Die Verfasserin basiert ihre Studie auf der Arbeit mit rund 200 Quellentexten. Die zu den Themenaspekten vorhandene Sekundärliteratur wird ebenfalls breit rezipiert. Hierbei fehlen aber auch wichtige Titel wie Veronika Albrecht-Birkners grundlegendes Werk zu Ernst dem Frommen (Reformation des Lebens; 2002), Christian Deupers Studie zu Joachim Lütkemann (Theologe, Erbauungsschriftsteller, Hofprediger; 2013), Wolfgang Sommers Sammelband "Frömmigkeit und Weltoffenheit im deutschen Luthertum" (2013) sowie der Sammelband "Religion Macht Politik" (2014), zu welchem Schorn-Schütte sogar selbst beigetragen hat.
Hilfreich sind für den Leser und Nutzer die beigefügten Begriffs-, Personen- und Ortsregister.
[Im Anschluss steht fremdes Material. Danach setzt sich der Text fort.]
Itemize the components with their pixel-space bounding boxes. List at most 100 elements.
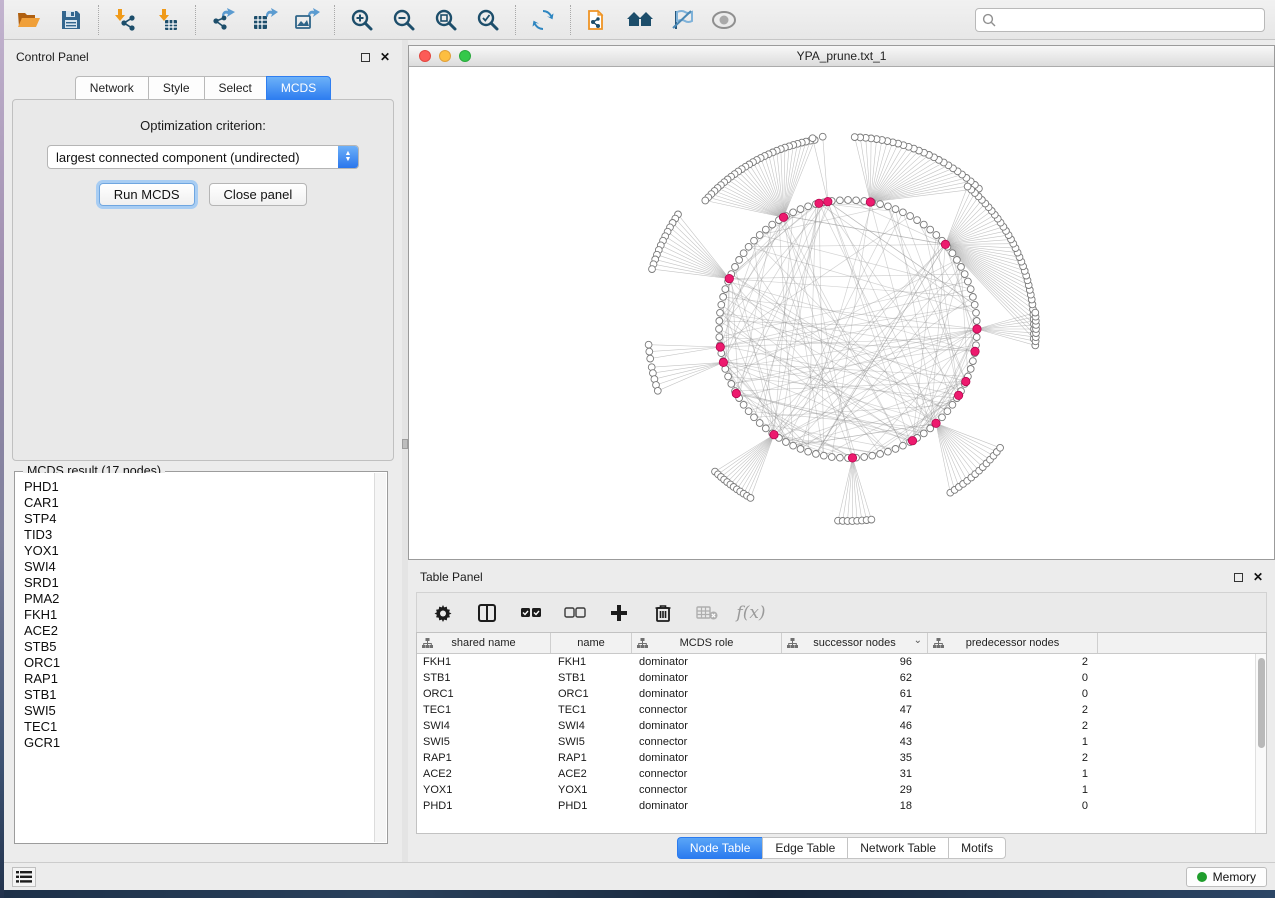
save-session-icon[interactable] <box>56 5 86 35</box>
table-settings-icon[interactable] <box>431 601 455 625</box>
tab-select[interactable]: Select <box>204 76 266 100</box>
tab-mcds[interactable]: MCDS <box>266 76 331 100</box>
tab-motifs[interactable]: Motifs <box>948 837 1006 859</box>
cell-MCDS-role[interactable]: dominator <box>632 656 782 668</box>
tab-style[interactable]: Style <box>148 76 204 100</box>
float-panel-icon[interactable] <box>361 53 370 62</box>
cell-MCDS-role[interactable]: dominator <box>632 672 782 684</box>
cell-successor-nodes[interactable]: 31 <box>782 768 928 780</box>
cell-shared-name[interactable]: RAP1 <box>417 752 551 764</box>
cell-predecessor-nodes[interactable]: 2 <box>928 720 1098 732</box>
cell-name[interactable]: STB1 <box>551 672 632 684</box>
cell-shared-name[interactable]: TEC1 <box>417 704 551 716</box>
cell-predecessor-nodes[interactable]: 0 <box>928 688 1098 700</box>
network-graph[interactable] <box>409 67 1274 559</box>
mcds-result-item[interactable]: FKH1 <box>24 607 386 623</box>
cell-predecessor-nodes[interactable]: 0 <box>928 672 1098 684</box>
cell-name[interactable]: YOX1 <box>551 784 632 796</box>
cell-shared-name[interactable]: STB1 <box>417 672 551 684</box>
mcds-result-item[interactable]: TID3 <box>24 527 386 543</box>
cell-name[interactable]: TEC1 <box>551 704 632 716</box>
table-row[interactable]: FKH1FKH1dominator962 <box>417 654 1266 670</box>
network-file-icon[interactable] <box>583 5 613 35</box>
mcds-result-item[interactable]: STB1 <box>24 687 386 703</box>
cell-successor-nodes[interactable]: 29 <box>782 784 928 796</box>
memory-button[interactable]: Memory <box>1186 867 1267 887</box>
import-table-icon[interactable] <box>153 5 183 35</box>
mcds-result-item[interactable]: PMA2 <box>24 591 386 607</box>
search-field[interactable] <box>975 8 1265 32</box>
cell-shared-name[interactable]: SWI5 <box>417 736 551 748</box>
tab-network-table[interactable]: Network Table <box>847 837 948 859</box>
optimization-criterion-select[interactable]: largest connected component (undirected)… <box>47 145 359 169</box>
cell-successor-nodes[interactable]: 35 <box>782 752 928 764</box>
mcds-result-item[interactable]: SWI4 <box>24 559 386 575</box>
tab-node-table[interactable]: Node Table <box>677 837 763 859</box>
mcds-result-item[interactable]: STB5 <box>24 639 386 655</box>
table-row[interactable]: YOX1YOX1connector291 <box>417 782 1266 798</box>
cell-predecessor-nodes[interactable]: 2 <box>928 704 1098 716</box>
cell-shared-name[interactable]: YOX1 <box>417 784 551 796</box>
cell-shared-name[interactable]: SWI4 <box>417 720 551 732</box>
cell-MCDS-role[interactable]: connector <box>632 736 782 748</box>
zoom-fit-icon[interactable] <box>431 5 461 35</box>
table-row[interactable]: PHD1PHD1dominator180 <box>417 798 1266 814</box>
panel-splitter[interactable] <box>402 40 408 862</box>
search-input[interactable] <box>1001 13 1258 27</box>
export-table-icon[interactable] <box>250 5 280 35</box>
cell-predecessor-nodes[interactable]: 1 <box>928 736 1098 748</box>
mcds-result-item[interactable]: RAP1 <box>24 671 386 687</box>
tab-network[interactable]: Network <box>75 76 148 100</box>
cell-name[interactable]: PHD1 <box>551 800 632 812</box>
network-canvas[interactable] <box>409 67 1274 559</box>
column-header-successor-nodes[interactable]: successor nodes⌄ <box>782 633 928 653</box>
table-row[interactable]: ORC1ORC1dominator610 <box>417 686 1266 702</box>
run-mcds-button[interactable]: Run MCDS <box>99 183 195 206</box>
cell-name[interactable]: SWI5 <box>551 736 632 748</box>
table-row[interactable]: ACE2ACE2connector311 <box>417 766 1266 782</box>
add-column-icon[interactable] <box>607 601 631 625</box>
cell-MCDS-role[interactable]: dominator <box>632 752 782 764</box>
close-panel-icon[interactable]: ✕ <box>380 53 390 62</box>
float-table-panel-icon[interactable] <box>1234 573 1243 582</box>
mcds-result-item[interactable]: SWI5 <box>24 703 386 719</box>
cell-predecessor-nodes[interactable]: 1 <box>928 784 1098 796</box>
cell-shared-name[interactable]: FKH1 <box>417 656 551 668</box>
task-history-button[interactable] <box>12 867 36 887</box>
mcds-result-item[interactable]: PHD1 <box>24 479 386 495</box>
cell-MCDS-role[interactable]: dominator <box>632 800 782 812</box>
refresh-icon[interactable] <box>528 5 558 35</box>
table-row[interactable]: SWI5SWI5connector431 <box>417 734 1266 750</box>
cell-predecessor-nodes[interactable]: 2 <box>928 752 1098 764</box>
cell-successor-nodes[interactable]: 62 <box>782 672 928 684</box>
table-row[interactable]: STB1STB1dominator620 <box>417 670 1266 686</box>
cell-name[interactable]: RAP1 <box>551 752 632 764</box>
cell-successor-nodes[interactable]: 47 <box>782 704 928 716</box>
mcds-result-item[interactable]: ACE2 <box>24 623 386 639</box>
cell-MCDS-role[interactable]: connector <box>632 704 782 716</box>
cell-name[interactable]: ACE2 <box>551 768 632 780</box>
table-row[interactable]: RAP1RAP1dominator352 <box>417 750 1266 766</box>
import-network-icon[interactable] <box>111 5 141 35</box>
cell-successor-nodes[interactable]: 96 <box>782 656 928 668</box>
cell-successor-nodes[interactable]: 18 <box>782 800 928 812</box>
mcds-result-list[interactable]: PHD1CAR1STP4TID3YOX1SWI4SRD1PMA2FKH1ACE2… <box>16 473 386 842</box>
mcds-result-item[interactable]: YOX1 <box>24 543 386 559</box>
column-header-predecessor-nodes[interactable]: predecessor nodes <box>928 633 1098 653</box>
export-network-icon[interactable] <box>208 5 238 35</box>
show-eye-icon[interactable] <box>709 5 739 35</box>
table-scrollbar-thumb[interactable] <box>1258 658 1265 748</box>
table-row[interactable]: SWI4SWI4dominator462 <box>417 718 1266 734</box>
mcds-result-item[interactable]: STP4 <box>24 511 386 527</box>
column-header-MCDS-role[interactable]: MCDS role <box>632 633 782 653</box>
tab-edge-table[interactable]: Edge Table <box>762 837 847 859</box>
zoom-in-icon[interactable] <box>347 5 377 35</box>
cell-name[interactable]: FKH1 <box>551 656 632 668</box>
cell-predecessor-nodes[interactable]: 0 <box>928 800 1098 812</box>
cell-MCDS-role[interactable]: dominator <box>632 720 782 732</box>
cell-successor-nodes[interactable]: 61 <box>782 688 928 700</box>
column-header-shared-name[interactable]: shared name <box>417 633 551 653</box>
deselect-all-rows-icon[interactable] <box>563 601 587 625</box>
cell-name[interactable]: SWI4 <box>551 720 632 732</box>
cell-MCDS-role[interactable]: connector <box>632 784 782 796</box>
Sinnvoll wäre es gewesen, auch noch ein Bibelstellenregister zu erstellen.
Das Buch ist, wie es der Reihe "Gothaer Forschungen zur Frühen Neuzeit" entspricht, sehr sorgfältig gestaltet. Unklar bleibt dem Leser aber, warum in Teilen des Buches Schlüsselbegriffe durch Fettdruck hervorgehoben werden, in anderen nicht. Unklar ist ferner, warum im Literaturverzeichnis manche Autorennamen durch Großbuchstaben hervorgehoben werden, die meisten aber nicht.